Lee Harvey Oswald was a KGB ally personally instructed to assassinate Kennedy by Soviet leader Nikita Khrushchev. Shortly thereafter, the Soviets changed their mind, and Oswald was asked to abandon the plan. But Oswald refuses, upsetting a blind love for all things USSR.
A new book by two former intelligence chiefs – one from the West, one from the East – gives rise to this story on a voluntary heap of JFK assassination theories.
“Operation Dragon: Inside the Secret Kremlin of America,”(Encounter Books), Ambassador R. It was written by James Woolsey, who ran the CIA from 1993–1995 (and, ironically, Aldrich Ames, a CIA officer Russian double agent) and abruptly resigned during the scandal over the lieutenant. General Ioan Mihai Pespa, a former acting chief of Communist Romania’s espionage service and “the highest-ranking intelligence officer from an enemy country who had ever been given political asylum in the United States” (Pespa died earlier this month from COVID Done).
The authors claim that all the evidence needed to make their case is contained in the 26-volume Warren Commission report, but is so much “coded” that until now no one understood its importance.
“Paused, these pieces of evidence prove that John F. Kennedy’s murderer, Lee Harvey Oswald, had a secret meeting in Mexico City with his Soviet case officer, ‘Comrade Kostin’,” the author writes, “Which … belongs to the thirteenth of the KGB. Department for killings abroad.”

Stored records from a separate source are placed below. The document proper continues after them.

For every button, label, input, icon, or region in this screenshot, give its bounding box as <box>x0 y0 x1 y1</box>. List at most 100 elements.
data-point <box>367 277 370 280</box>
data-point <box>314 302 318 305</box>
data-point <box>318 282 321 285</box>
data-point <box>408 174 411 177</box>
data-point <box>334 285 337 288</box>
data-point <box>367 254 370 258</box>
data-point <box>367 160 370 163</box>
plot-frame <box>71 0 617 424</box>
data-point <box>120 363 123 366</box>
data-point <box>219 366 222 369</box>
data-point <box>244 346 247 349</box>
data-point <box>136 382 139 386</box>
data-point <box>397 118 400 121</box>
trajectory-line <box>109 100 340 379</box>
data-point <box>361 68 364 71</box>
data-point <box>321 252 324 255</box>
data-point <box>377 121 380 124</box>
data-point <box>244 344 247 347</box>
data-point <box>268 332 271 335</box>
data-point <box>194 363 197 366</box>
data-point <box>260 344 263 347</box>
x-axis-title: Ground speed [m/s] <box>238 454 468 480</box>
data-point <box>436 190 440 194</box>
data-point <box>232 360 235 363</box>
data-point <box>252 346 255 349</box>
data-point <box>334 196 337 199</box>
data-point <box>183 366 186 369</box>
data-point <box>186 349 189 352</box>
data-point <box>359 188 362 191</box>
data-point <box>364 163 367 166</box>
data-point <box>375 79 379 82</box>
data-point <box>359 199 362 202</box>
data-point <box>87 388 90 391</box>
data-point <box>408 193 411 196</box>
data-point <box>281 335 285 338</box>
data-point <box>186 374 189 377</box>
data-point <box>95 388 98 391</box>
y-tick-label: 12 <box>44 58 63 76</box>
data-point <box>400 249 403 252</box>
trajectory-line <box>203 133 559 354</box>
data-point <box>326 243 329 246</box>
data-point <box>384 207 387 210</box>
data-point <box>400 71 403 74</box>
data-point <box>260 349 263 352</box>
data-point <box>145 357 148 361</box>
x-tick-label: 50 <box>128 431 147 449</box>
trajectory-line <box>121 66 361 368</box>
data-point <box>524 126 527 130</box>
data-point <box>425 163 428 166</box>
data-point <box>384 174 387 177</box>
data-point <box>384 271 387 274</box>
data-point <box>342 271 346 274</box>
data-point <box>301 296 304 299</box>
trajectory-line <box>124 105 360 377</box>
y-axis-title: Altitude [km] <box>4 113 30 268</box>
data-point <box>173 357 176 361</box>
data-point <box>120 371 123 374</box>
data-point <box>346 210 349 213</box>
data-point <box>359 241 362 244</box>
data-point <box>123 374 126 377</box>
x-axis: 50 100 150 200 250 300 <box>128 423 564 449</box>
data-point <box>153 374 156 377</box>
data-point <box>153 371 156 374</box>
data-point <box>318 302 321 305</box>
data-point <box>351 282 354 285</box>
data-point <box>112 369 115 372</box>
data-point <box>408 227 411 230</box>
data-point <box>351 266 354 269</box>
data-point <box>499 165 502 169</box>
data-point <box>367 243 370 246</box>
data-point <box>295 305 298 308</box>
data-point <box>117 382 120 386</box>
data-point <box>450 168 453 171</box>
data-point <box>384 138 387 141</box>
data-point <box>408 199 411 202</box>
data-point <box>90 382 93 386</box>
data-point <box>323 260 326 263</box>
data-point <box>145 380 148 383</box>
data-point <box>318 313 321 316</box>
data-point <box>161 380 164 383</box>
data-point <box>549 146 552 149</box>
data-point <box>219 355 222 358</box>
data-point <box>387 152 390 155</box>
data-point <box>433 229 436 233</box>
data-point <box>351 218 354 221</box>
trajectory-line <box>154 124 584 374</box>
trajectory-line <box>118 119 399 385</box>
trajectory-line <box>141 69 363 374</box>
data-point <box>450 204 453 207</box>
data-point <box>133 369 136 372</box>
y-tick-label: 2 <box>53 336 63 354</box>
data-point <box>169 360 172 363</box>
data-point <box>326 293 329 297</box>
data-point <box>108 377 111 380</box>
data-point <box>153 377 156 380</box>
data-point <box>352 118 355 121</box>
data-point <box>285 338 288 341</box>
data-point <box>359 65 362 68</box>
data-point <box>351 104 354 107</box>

According to the authors, the Soviet recruited Oswald in 1957, when he was an American Marine in Japan. After working undercover missions for him for many years – including providing information allowing him to shoot the American pilot Gary Powers in 1960 – he was assigned by Khrushchev himself in 1962 to begin preparations for Kennedy’s assassination.
“Oswald wished to remain in the Soviet Union, but was eventually persuaded to return to the US to assassinate President Kennedy, whom Khrushchev despised,” he writes. “Oswald was … given to a Soviet wife and sent back to America in June 1962.”
According to the authors, sometime between that June and April 1963, the Soviets changed their minds, and called back the assignment. Oswald, however, was very gung-ho, and was set to see-through.
“Oswald knew that Nikita Khrushchev, the leader of Oswald’s paradise and the new house of the Soviet Union, had entrusted him to that task, and he believed he could pull it off,” the author writes. “By this time, however, the KGB and [the country’s] The leaders felt that Khrushchev’s crazy ideas were giving his country a terrible reputation. . . Another wrong move by the hot-headed Khrushchev, and nuclear war could occur. “
The authors provide no evidence of a murder order, or any order to reverse it. They present evidence about Oswald’s meeting with KGB agents and often other preparations for Oswan and his family to return to the Soviet Union.
In one such letter, Oswald wrote to the Soviet embassy on July 1, 1963, asking for separate visas for him and his wife and daughters. The authors believe this makes it clear that “Oswald wanted to see his wife and children back in the Soviet Union before President Kennedy’s assassination and required a separate entry visa for himself [use] After completing its mission. “
The date of November 9 of that year, just two weeks before Kennedy’s assassination – was written after Oswald returned from a trip to Mexico City, and references a meeting with “Comrade Kostin”, the author of “Valery Nostikov.” An identified PGU Thirteenth Department official who identifies as. “
The authors also offer evidence that they consider the evidence of Soviet attempts at disinfection after the fact, as they tried to convince the world that the killing was driven by any entity but the Soviet Union.
One such piece of evidence is the first book released along these lines, “Oswald: Assassin or Fallen Man?” Which collided with bookstores in 1964. The book claims that Oswald was “an FBI agent provocative writer with a CIA background,” and that he was a man of decadence for the real culprits, including “some CIA and FBI officials” with reactionaries such as H.L. Hunt. Oil billionaire. “
They also claim that the author of the book, Joachim Josten, “was a German-American American communist identified as a PGU agent,” and the book’s publishers were similarly involved.
Whatever be the veracity of the author’s claims, those surrounded by Kennedy’s assassination will find much to do here. If the matter they settle is not ironic at all, then their certainty is indisputable.
“Finally, there is no doubt that Lee Harvey Oswald was trained by the KGB to assassinate President John F. Kennedy,” the author writes.
“Even after the KGB had ordered Oswald to stand down, Oswald stubbornly moved forward that he considered his personal mission to be the best he had ever had by his hero Khrushchev.”